Type classes are probably the wrong way to go here. Consider using plain algebraic data types instead, for example:

data Item = Wood Int | Ash

image Wood = "wood.png"
image Ash = ...

displayName Wood = "Wood"
displayName Ash = "Ash"

burn :: Item -> Maybe Item
burn (Wood health) | health' <= 0 = Just Ash
                   | otherwise    = Just (Wood health')
  where health' = health - 100
burn _ = Nothing -- Not flammable

If this makes it too hard to add new items, you can instead encode the operations in the data type itself.

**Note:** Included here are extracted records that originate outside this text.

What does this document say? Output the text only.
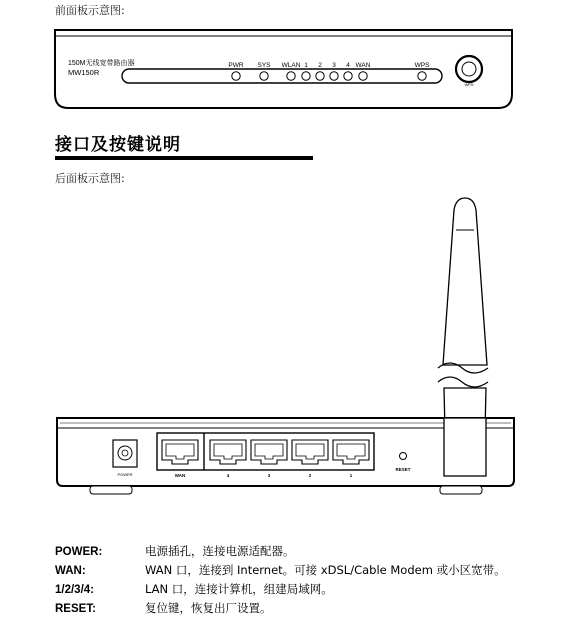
前面板示意图:
150M无线宽带路由器
MW150R
PWR SYS WLAN 1 2 3 4 WAN	WPS
WPS
接口及按键说明
后面板示意图:
POWER	WAN	4	3	2	1
RESET
POWER:	电源插孔，连接电源适配器。
WAN:	WAN 口，连接到 Internet。可接 xDSL/Cable Modem 或小区宽带。
1/2/3/4:	LAN 口，连接计算机，组建局域网。
RESET:	复位键，恢复出厂设置。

data Item = Item { image :: String, displayName :: String, burn :: Maybe Item }

ash :: Item
ash = Item { image = "...", displayName = "Ash", burn :: Nothing }

wood :: Int -> Item
wood health = Item { image = "wood.png", displayName = "Wood", burn = Just burned }
    where burned | health' <= 0 = ash
                 | otherwise    = wood health'
          health' = health - 100

However, this makes it harder to add new functions. The problem of doing both at the same time is known as the expression problem. There is a nice lecture on Channel 9 by Dr. Ralf Lämmel where he explains this problem more in depth and discusses various non-solutions, well worth the watch if you have time.

There are approaches to solving it, but they are considerably more complex than the two designs I've illustrated, so I recommend using one of those if it fits your needs, and not worrying about the expression problem unless you have to.